Search code examples
lucenesimilarity

Lucene: Setting minimum required similarity on searches


I'm having a lot of trouble dealing with Lucene's similarity factor. I want it to apply a similarity factor different than its default (which is 0.5 according to documentation), but it doesn't seem to be working.

When I type a query that explicitly sets the required similarity factor, like [tinberland~0.5] (notice that I wrote tiNberland, with an "N", while the correct would be with an "M"), it brings many products by the Timberland manufacturer. But when I just type [tinberland] (no similarity factor explicitly defined) and try to set the similarity via code, it doesn't work (returns no results).

The code I wrote to set the similarity is like:

multiFieldQueryParser.SetFuzzyMinSim(0.5F);

And I didn't change the Similarity algorithm, so it is using the DefaultSimilarity class.

Isn't that the correct or recommended way of applying similarity via code? Is there a specific QueryParser for fuzzy queries?

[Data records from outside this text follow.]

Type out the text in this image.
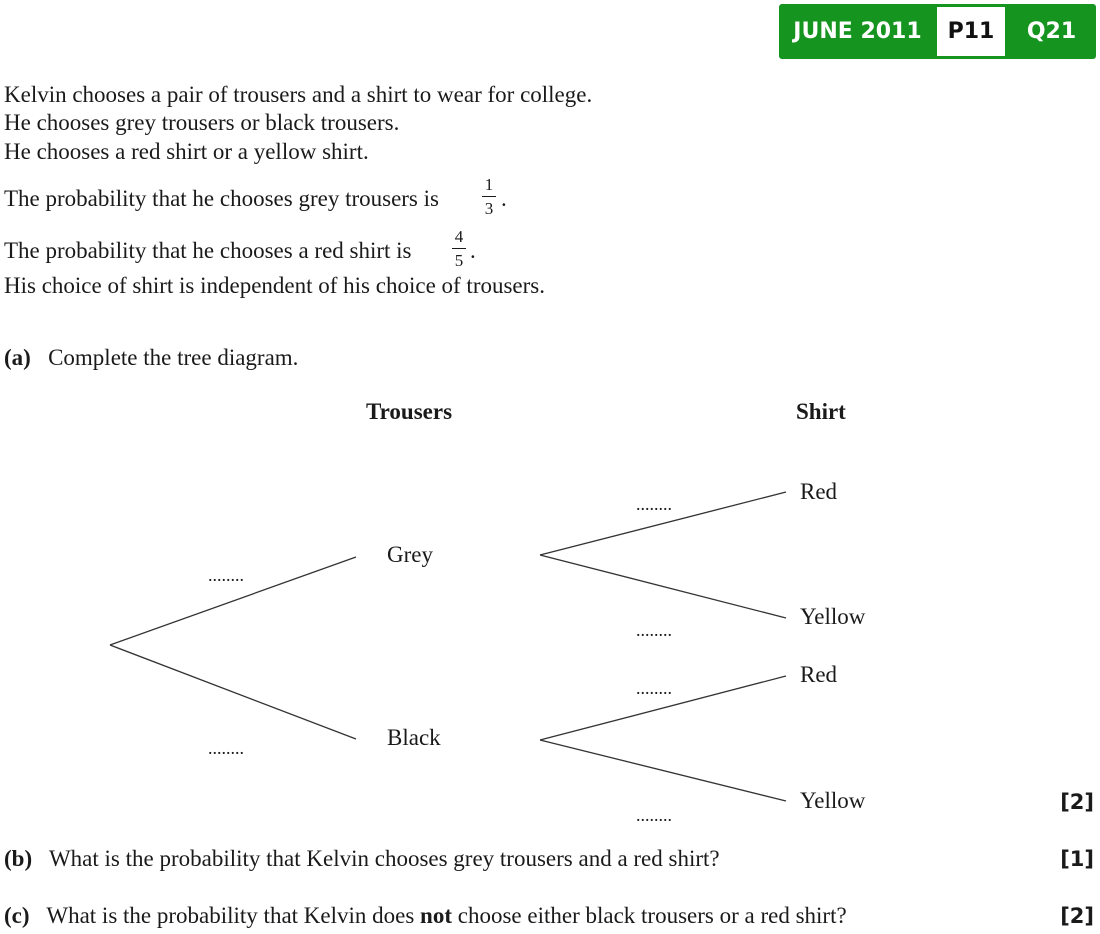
JUNE 2011	P11	Q21
Kelvin chooses a pair of trousers and a shirt to wear for college.
He chooses grey trousers or black trousers.
He chooses a red shirt or a yellow shirt.
The probability that he chooses grey trousers is
1
3 .
The probability that he chooses a red shirt is
4
5 .
His choice of shirt is independent of his choice of trousers.
(a) Complete the tree diagram.
Trousers	Shirt
Grey
Black
Red
Yellow
Red
Yellow
........
........
........
........
........
........
[2]
(b) What is the probability that Kelvin chooses grey trousers and a red shirt?	[1]
(c) What is the probability that Kelvin does not choose either black trousers or a red shirt?	[2]
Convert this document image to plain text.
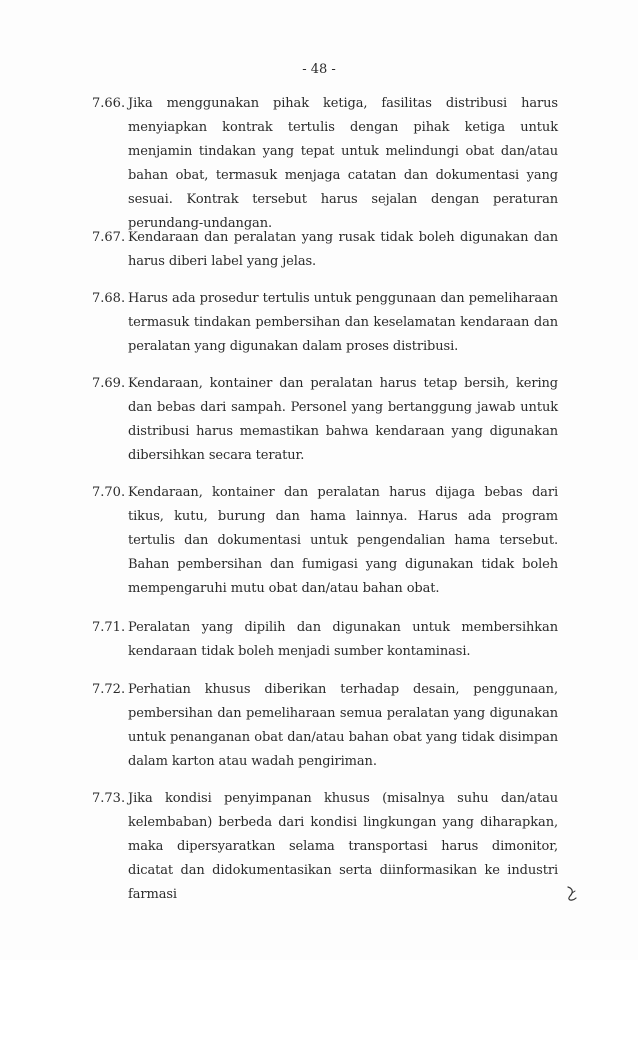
- 48 -
7.66. Jika menggunakan pihak ketiga, fasilitas distribusi harus menyiapkan kontrak tertulis dengan pihak ketiga untuk menjamin tindakan yang tepat untuk melindungi obat dan/atau bahan obat, termasuk menjaga catatan dan dokumentasi yang sesuai. Kontrak tersebut harus sejalan dengan peraturan perundang-undangan.
7.67. Kendaraan dan peralatan yang rusak tidak boleh digunakan dan harus diberi label yang jelas.
7.68. Harus ada prosedur tertulis untuk penggunaan dan pemeliharaan termasuk tindakan pembersihan dan keselamatan kendaraan dan peralatan yang digunakan dalam proses distribusi.
7.69. Kendaraan, kontainer dan peralatan harus tetap bersih, kering dan bebas dari sampah. Personel yang bertanggung jawab untuk distribusi harus memastikan bahwa kendaraan yang digunakan dibersihkan secara teratur.
7.70. Kendaraan, kontainer dan peralatan harus dijaga bebas dari tikus, kutu, burung dan hama lainnya. Harus ada program tertulis dan dokumentasi untuk pengendalian hama tersebut. Bahan pembersihan dan fumigasi yang digunakan tidak boleh mempengaruhi mutu obat dan/atau bahan obat.
7.71. Peralatan yang dipilih dan digunakan untuk membersihkan kendaraan tidak boleh menjadi sumber kontaminasi.
7.72. Perhatian khusus diberikan terhadap desain, penggunaan, pembersihan dan pemeliharaan semua peralatan yang digunakan untuk penanganan obat dan/atau bahan obat yang tidak disimpan dalam karton atau wadah pengiriman.
7.73. Jika kondisi penyimpanan khusus (misalnya suhu dan/atau kelembaban) berbeda dari kondisi lingkungan yang diharapkan, maka dipersyaratkan selama transportasi harus dimonitor, dicatat dan didokumentasikan serta diinformasikan ke industri farmasi
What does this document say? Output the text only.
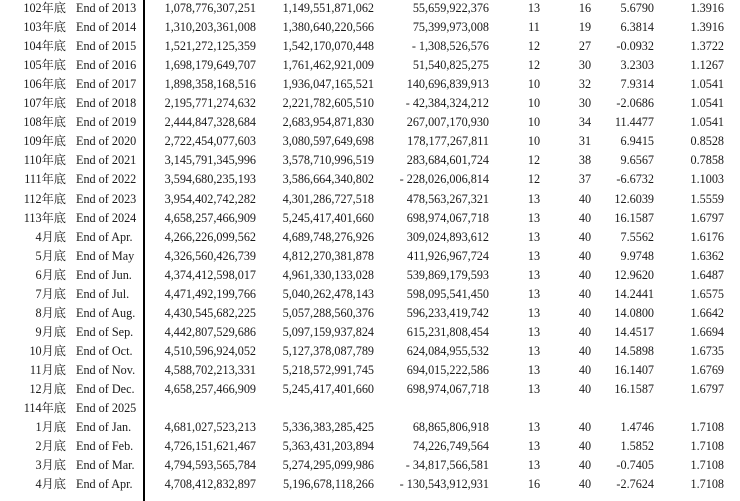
102年底 End of 2013 1,078,776,307,251 1,149,551,871,062	55,659,922,376	13	16	5.6790	1.3916
103年底 End of 2014 1,310,203,361,008 1,380,640,220,566	75,399,973,008	11	19	6.3814	1.3916
104年底 End of 2015 1,521,272,125,359 1,542,170,070,448	- 1,308,526,576	12	27	-0.0932	1.3722
105年底 End of 2016 1,698,179,649,707 1,761,462,921,009	51,540,825,275	12	30	3.2303	1.1267
106年底 End of 2017 1,898,358,168,516 1,936,047,165,521	140,696,839,913	10	32	7.9314	1.0541
107年底 End of 2018 2,195,771,274,632 2,221,782,605,510	- 42,384,324,212	10	30	-2.0686	1.0541
108年底 End of 2019 2,444,847,328,684 2,683,954,871,830	267,007,170,930	10	34	11.4477	1.0541
109年底 End of 2020 2,722,454,077,603 3,080,597,649,698	178,177,267,811	10	31	6.9415	0.8528
110年底 End of 2021 3,145,791,345,996 3,578,710,996,519	283,684,601,724	12	38	9.6567	0.7858
111年底 End of 2022 3,594,680,235,193 3,586,664,340,802 - 228,026,006,814	12	37	-6.6732	1.1003
112年底 End of 2023 3,954,402,742,282 4,301,286,727,518	478,563,267,321	13	40	12.6039	1.5559
113年底 End of 2024 4,658,257,466,909 5,245,417,401,660	698,974,067,718	13	40	16.1587	1.6797
4月底 End of Apr.	4,266,226,099,562 4,689,748,276,926	309,024,893,612	13	40	7.5562	1.6176
5月底 End of May 4,326,560,426,739 4,812,270,381,878	411,926,967,724	13	40	9.9748	1.6362
6月底 End of Jun.	4,374,412,598,017 4,961,330,133,028	539,869,179,593	13	40	12.9620	1.6487
7月底 End of Jul.	4,471,492,199,766 5,040,262,478,143	598,095,541,450	13	40	14.2441	1.6575
8月底 End of Aug. 4,430,545,682,225 5,057,288,560,376	596,233,419,742	13	40	14.0800	1.6642
9月底 End of Sep.	4,442,807,529,686 5,097,159,937,824	615,231,808,454	13	40	14.4517	1.6694
10月底 End of Oct.	4,510,596,924,052 5,127,378,087,789	624,084,955,532	13	40	14.5898	1.6735
11月底 End of Nov. 4,588,702,213,331 5,218,572,991,745	694,015,222,586	13	40	16.1407	1.6769
12月底 End of Dec. 4,658,257,466,909 5,245,417,401,660	698,974,067,718	13	40	16.1587	1.6797
114年底 End of 2025
1月底 End of Jan.	4,681,027,523,213 5,336,383,285,425	68,865,806,918	13	40	1.4746	1.7108
2月底 End of Feb.	4,726,151,621,467 5,363,431,203,894	74,226,749,564	13	40	1.5852	1.7108
3月底 End of Mar. 4,794,593,565,784 5,274,295,099,986	- 34,817,566,581	13	40	-0.7405	1.7108
4月底 End of Apr.	4,708,412,832,897 5,196,678,118,266 - 130,543,912,931	16	40	-2.7624	1.7108
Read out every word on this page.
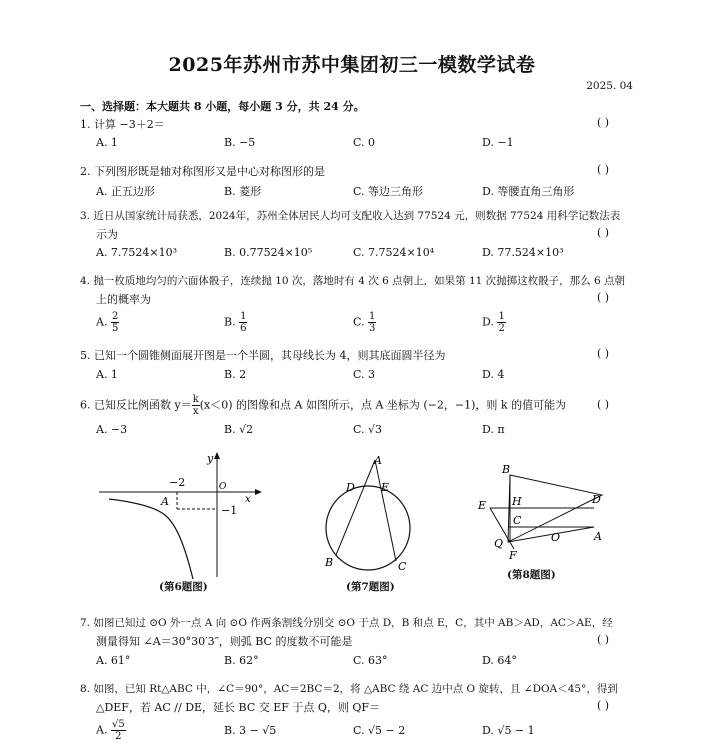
2025年苏州市苏中集团初三一模数学试卷
2025. 04
一、选择题：本大题共 8 小题，每小题 3 分，共 24 分。
1. 计算 −3＋2＝	( )
A. 1	B. −5	C. 0	D. −1
2. 下列图形既是轴对称图形又是中心对称图形的是	( )
A. 正五边形	B. 菱形	C. 等边三角形	D. 等腰直角三角形
3. 近日从国家统计局获悉，2024年，苏州全体居民人均可支配收入达到 77524 元，则数据 77524 用科学记数法表
示为	( )
A. 7.7524×10³	B. 0.77524×10⁵	C. 7.7524×10⁴	D. 77.524×10³
4. 抛一枚质地均匀的六面体骰子，连续抛 10 次，落地时有 4 次 6 点朝上，如果第 11 次抛掷这枚骰子，那么 6 点朝
上的概率为	( )
A. $\frac{2}{5}$	B. $\frac{1}{6}$	C. $\frac{1}{3}$	D. $\frac{1}{2}$
5. 已知一个圆锥侧面展开图是一个半圆，其母线长为 4，则其底面圆半径为	( )
A. 1	B. 2	C. 3	D. 4
6. 已知反比例函数 $y= \frac{k}{x} (x<0)$ 的图像和点 A 如图所示，点 A 坐标为 (−2，−1)，则 k 的值可能为	( )
A. −3	B. √2	C. √3	D. π
y
x
O
−2
A
−1
(第6题图)
A
D E
B	C
(第7题图)
B
H	D
E
C
Q	O	A
F
(第8题图)
7. 如图已知过 ⊙O 外一点 A 向 ⊙O 作两条割线分别交 ⊙O 于点 D，B 和点 E，C，其中 AB＞AD，AC＞AE，经
测量得知 ∠A＝30°30′3″，则弧 BC 的度数不可能是	( )
A. 61°	B. 62°	C. 63°	D. 64°
8. 如图，已知 Rt△ABC 中，∠C＝90°，AC＝2BC＝2，将 △ABC 绕 AC 边中点 O 旋转，且 ∠DOA＜45°，得到
△DEF，若 AC // DE，延长 BC 交 EF 于点 Q，则 QF＝	( )
A. $\frac{√5}{2}$	B. 3 − √5	C. √5 − 2	D. √5 − 1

Any help is highly appreciated. Thanks in advance!


Solution

  • What you are setting is the minimal similarity, so e.g. if someone searched for foo~.1 the parser would change it to foo~.5. It's not saying "turn every query into a fuzzy query."

    You can use MultiFieldQueryParser.getFuzzyQuery like so:

    Query q = parser.getFuzzyQuery(field, term, minSimilarity);
    

    but that will of course require you calling getFuzzyQuery for each field. I'm not aware of a "MultiFieldFuzzyQueryParser" class, but all it would do is just combine a bunch of those getFuzzyQuery calls.